When the time came for her ministers to explain to the widowed Queen Victoria ( a reigning and governing monarch) the two "aberrant acts", she did comprehend and grasp the concept of penetration making buggery, as it was called in the law courts, a criminal act, even what would now be considered intercrural sex she understood, but she could not grasp the many possibilities of Lesbian acts, and none of the men had the gumption to explain further, so from Oscar Wilde to Alan Turing men were punished, women could do as they d#*#*%* well pleased. Equality of the sexes not always a one-way street, because the law was left as it was for nigh on eighty years, and her followers could have changed it to include the ladies, but they either ignored it or it was never brought to their attention, what with two world wars and the like! It's absolutely the funniest thing, picturing them all hemming and hawing and not coming up with a coherent answer before this tiny slip of a woman.

 

I didn't know that!

 

Now I have this wonderful picture of Queen Victoria just sort of looking blankly at her advisors and saying, "Nope, still don't get it."  And them wriggling around uncomfortably while they tried to figure out whether it was worth explaining further!  

  • Like 1
Posted

Yep! The Earl of Somerset and Lord Rosebery were "not amused" at all!

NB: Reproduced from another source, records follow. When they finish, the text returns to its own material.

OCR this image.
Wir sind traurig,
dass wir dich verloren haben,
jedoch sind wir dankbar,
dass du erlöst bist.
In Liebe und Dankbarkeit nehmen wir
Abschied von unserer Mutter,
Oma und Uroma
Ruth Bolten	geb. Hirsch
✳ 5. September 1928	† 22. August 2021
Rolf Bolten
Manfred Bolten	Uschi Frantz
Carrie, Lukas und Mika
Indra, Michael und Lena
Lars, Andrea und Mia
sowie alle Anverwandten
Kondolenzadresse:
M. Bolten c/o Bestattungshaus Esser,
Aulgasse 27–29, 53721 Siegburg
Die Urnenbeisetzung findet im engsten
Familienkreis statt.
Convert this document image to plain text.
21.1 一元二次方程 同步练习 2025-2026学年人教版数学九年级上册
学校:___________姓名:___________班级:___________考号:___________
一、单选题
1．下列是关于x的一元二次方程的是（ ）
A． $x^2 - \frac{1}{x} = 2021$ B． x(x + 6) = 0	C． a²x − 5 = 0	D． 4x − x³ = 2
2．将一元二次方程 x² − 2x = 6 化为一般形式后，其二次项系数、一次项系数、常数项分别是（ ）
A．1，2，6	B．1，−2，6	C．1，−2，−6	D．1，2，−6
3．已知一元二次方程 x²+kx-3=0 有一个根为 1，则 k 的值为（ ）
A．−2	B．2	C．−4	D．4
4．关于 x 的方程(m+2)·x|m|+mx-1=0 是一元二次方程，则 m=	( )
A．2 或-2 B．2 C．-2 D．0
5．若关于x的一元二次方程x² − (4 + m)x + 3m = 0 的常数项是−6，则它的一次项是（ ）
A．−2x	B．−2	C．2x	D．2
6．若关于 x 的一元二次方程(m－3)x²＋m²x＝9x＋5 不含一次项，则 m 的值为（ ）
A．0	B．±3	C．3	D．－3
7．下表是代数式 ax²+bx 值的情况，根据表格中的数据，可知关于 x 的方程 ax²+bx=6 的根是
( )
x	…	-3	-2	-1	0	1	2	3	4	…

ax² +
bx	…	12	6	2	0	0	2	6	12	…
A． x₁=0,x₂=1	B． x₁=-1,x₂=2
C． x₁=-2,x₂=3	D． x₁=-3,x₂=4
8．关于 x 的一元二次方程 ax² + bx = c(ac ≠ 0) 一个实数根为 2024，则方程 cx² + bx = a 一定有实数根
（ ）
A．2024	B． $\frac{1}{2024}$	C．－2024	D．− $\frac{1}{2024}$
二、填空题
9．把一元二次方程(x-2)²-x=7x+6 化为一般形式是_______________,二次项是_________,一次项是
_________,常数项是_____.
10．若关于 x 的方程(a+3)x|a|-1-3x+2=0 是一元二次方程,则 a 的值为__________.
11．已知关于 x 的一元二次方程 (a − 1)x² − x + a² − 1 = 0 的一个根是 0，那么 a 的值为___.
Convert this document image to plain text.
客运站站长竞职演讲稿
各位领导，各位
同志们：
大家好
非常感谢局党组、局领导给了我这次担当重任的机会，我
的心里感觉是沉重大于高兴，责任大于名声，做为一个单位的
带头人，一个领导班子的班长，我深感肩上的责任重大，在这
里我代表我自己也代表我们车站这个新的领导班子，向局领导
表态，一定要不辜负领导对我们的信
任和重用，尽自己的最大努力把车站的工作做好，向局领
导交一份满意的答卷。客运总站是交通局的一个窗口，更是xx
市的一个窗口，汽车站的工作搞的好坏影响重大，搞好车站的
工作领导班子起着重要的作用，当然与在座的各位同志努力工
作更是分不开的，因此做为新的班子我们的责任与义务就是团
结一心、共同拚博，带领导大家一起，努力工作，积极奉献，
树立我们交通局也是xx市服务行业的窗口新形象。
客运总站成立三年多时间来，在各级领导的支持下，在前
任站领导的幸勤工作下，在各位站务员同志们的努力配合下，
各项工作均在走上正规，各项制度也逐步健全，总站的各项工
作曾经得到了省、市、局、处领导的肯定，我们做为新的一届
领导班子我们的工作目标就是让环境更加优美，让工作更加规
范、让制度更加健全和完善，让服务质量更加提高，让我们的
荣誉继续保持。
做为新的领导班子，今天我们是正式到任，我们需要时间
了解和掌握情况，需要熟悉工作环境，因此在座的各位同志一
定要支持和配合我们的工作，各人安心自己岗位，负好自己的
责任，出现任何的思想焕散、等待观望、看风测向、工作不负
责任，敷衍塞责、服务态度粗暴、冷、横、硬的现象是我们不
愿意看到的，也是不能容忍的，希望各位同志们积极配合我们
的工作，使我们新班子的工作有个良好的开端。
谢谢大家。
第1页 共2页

Please, go to the Glamour UK website and vote for Benedict! Please, pretty please!

Posted

For what? :p

Posted

Dear Arcadia and J.P., "We are not amused" is a famous phrase allegedly spoken by Queen Victoria when during a formal dinner one of her equerries told a ribald story, but it has never been verified. The two gentlemen mentioned above were members of her Cabinet who presented the so-called Labouchere amendment to same-sex offences, but the Queen could not grasp what two women could get up to in order to achieve mutual sexual gratification. Male homosexuals got two years hard labour, treadmill and all the other hardships, female ones could "swing from the chandeliers" as Boton so aptly put it without any repercussions. :evilinside:

If you go to Glamour UK, you will find out,SherlockedCamper has posted the link in the Benedict Cumberbatch News thread, and apparently, it registers as many votes as you want, no e-mail required, like the Radio Times one.